Hormonal birth control is another medical option. Certain oral contraceptive formulations can stabilize the hormonal fluctuations that trigger symptoms, though responses vary and some people find hormonal contraceptives worsen mood symptoms.

Tracking Symptoms to Know What’s Working

A diagnosis of PMS requires that at least one emotional symptom (irritability, anxiety, depressed mood, anger, social withdrawal) and one physical symptom (bloating, breast tenderness, headache, joint pain, fatigue) appear in a predictable pattern during the luteal phase and resolve within a few days of your period starting. Tracking your symptoms daily for at least two full cycles helps you confirm the pattern and identify which interventions are actually making a difference versus natural cycle-to-cycle variation.

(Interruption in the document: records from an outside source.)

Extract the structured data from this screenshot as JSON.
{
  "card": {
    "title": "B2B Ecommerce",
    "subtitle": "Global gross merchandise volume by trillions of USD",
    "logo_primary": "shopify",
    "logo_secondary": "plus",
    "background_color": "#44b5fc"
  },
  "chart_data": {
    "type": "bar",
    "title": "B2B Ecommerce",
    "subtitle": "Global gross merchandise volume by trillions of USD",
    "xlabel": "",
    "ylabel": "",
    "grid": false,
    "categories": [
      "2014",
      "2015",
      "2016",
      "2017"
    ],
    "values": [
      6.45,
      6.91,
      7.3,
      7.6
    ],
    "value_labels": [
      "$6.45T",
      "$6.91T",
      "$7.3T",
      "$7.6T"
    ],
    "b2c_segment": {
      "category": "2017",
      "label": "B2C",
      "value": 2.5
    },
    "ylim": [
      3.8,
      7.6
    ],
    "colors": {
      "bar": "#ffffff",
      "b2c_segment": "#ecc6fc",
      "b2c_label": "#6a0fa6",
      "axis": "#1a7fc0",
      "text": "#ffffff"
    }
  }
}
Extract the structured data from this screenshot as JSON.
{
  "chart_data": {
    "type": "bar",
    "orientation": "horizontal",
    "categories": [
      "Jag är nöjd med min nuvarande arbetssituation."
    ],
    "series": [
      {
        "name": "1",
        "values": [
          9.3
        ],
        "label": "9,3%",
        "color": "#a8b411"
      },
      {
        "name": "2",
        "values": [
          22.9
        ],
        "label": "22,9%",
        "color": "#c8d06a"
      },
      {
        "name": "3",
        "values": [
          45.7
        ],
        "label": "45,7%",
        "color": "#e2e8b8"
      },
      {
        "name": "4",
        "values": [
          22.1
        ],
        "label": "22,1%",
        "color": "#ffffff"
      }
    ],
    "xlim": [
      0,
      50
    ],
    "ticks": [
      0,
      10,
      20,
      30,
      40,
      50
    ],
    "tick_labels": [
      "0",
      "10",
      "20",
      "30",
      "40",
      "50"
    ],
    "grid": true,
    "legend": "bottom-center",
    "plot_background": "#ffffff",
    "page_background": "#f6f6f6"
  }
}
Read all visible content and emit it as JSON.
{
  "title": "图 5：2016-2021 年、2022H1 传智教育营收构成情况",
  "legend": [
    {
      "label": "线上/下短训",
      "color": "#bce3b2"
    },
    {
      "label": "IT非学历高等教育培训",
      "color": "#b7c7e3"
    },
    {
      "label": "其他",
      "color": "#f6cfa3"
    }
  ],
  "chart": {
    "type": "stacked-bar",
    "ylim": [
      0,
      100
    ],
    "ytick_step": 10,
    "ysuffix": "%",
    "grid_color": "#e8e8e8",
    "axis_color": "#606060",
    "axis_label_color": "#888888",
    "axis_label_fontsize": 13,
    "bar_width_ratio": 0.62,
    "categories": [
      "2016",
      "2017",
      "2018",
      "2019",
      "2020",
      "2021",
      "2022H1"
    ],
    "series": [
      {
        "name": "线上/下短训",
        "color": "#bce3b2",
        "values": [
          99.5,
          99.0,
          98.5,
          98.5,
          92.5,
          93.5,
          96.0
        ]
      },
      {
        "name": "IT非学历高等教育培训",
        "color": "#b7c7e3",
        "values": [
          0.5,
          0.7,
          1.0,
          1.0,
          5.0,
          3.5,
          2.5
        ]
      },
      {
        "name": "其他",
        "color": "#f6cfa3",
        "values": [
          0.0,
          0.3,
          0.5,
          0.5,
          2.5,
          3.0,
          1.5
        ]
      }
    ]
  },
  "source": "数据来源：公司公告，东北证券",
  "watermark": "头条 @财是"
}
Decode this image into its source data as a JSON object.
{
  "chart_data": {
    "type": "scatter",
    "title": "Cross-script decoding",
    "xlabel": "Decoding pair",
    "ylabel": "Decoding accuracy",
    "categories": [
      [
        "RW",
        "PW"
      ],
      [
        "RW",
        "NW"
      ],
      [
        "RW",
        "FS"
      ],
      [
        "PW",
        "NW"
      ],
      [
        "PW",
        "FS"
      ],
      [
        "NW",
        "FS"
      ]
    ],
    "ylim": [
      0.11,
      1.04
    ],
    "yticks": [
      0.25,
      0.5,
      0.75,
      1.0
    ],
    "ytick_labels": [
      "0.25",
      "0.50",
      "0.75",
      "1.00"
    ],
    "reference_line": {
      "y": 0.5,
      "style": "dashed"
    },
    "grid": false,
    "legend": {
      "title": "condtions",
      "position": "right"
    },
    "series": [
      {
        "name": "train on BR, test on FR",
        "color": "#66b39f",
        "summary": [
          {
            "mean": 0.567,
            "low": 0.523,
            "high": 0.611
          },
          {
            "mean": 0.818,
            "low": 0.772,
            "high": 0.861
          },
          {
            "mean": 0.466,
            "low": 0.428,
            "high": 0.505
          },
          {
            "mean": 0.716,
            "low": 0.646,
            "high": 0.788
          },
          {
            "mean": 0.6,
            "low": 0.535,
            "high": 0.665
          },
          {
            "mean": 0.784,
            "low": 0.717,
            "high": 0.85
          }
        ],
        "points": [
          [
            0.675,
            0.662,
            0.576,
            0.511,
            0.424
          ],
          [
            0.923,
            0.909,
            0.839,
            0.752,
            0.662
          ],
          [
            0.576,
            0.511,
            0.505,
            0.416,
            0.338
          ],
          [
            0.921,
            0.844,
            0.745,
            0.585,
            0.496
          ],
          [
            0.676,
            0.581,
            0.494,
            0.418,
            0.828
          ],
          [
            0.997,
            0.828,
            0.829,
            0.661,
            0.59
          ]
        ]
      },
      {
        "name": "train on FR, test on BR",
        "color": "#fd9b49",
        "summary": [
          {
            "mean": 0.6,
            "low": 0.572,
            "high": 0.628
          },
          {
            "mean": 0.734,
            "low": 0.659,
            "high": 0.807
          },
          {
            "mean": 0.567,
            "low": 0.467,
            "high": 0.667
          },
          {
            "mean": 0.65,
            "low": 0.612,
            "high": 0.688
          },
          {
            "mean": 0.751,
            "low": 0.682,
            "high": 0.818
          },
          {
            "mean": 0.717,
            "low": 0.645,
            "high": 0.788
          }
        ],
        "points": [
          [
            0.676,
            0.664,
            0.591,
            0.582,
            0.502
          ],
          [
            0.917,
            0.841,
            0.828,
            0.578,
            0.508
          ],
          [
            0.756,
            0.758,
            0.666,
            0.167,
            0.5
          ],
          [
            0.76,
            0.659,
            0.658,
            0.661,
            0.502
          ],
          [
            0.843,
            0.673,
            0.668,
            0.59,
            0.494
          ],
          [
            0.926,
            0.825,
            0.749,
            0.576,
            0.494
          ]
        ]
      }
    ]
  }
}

Simple tracking works fine. Rate your top three to five symptoms on a 1-to-10 scale each day using a period tracking app or a notebook. After two to three months of a new supplement, diet change, or exercise routine, compare your luteal-phase scores. If you’re not seeing improvement, that’s useful information too, and a signal to try a different approach or talk to a healthcare provider about medical options. Most people find meaningful relief through some combination of the strategies above. It often takes experimentation to find the right mix for your body.